Other than this we never got clue to what had happened. There was just one thing which confirmed our idea of the physical annihilation of the mummy. In the sarcophagus in the hall, where we had placed the mummy of the cat, was a small patch of similar dust.
* * * * *
In the autumn Margaret and I were married. On the occasion she wore the mummy robe and zone and the jewel which Queen Tera had worn in her hair. On her breast, set in a ring of gold make like a twisted lotus stalk, she wore the strange Jewel of Seven Stars which held words to command the God of all the worlds. At the marriage the sunlight streaming through the chancel windows fell on it, and it seemed to glow like a living thing.

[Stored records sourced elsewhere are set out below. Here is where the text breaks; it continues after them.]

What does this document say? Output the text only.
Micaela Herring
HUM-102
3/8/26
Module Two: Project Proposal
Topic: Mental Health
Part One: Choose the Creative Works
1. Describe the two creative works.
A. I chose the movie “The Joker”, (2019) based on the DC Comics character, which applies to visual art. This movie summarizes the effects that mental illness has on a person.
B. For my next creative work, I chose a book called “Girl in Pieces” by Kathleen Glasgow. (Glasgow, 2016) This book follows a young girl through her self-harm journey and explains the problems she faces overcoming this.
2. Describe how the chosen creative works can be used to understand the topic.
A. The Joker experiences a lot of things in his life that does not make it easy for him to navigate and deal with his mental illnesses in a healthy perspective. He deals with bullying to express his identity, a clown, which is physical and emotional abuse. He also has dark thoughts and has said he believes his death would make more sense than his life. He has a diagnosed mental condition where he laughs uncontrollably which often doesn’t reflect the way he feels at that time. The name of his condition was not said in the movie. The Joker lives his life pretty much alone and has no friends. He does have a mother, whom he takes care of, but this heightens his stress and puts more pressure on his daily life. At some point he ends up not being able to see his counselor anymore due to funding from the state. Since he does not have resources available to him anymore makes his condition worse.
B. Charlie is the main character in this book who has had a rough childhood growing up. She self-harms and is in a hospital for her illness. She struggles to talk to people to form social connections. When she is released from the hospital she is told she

The graven words may have been of efficacy; for Margaret holds to them, and there is no other life in all the world so happy as my own.
We often think of the great Queen, and we talk of her freely. Once, when I said with a sigh that I was sorry she could not have waked into a new life in a new world, my wife, putting both her hands in mine and looking into my eyes with that far-away eloquent dreamy look which sometimes comes into her own, said lovingly:
“Do not grieve for her! Who knows, but she may have found the joy she sought? Love and patience are all that make for happiness in this world; or in the world of the past or of the future; of the living or the dead. She dreamed her dream; and that is all that any of us can ask!”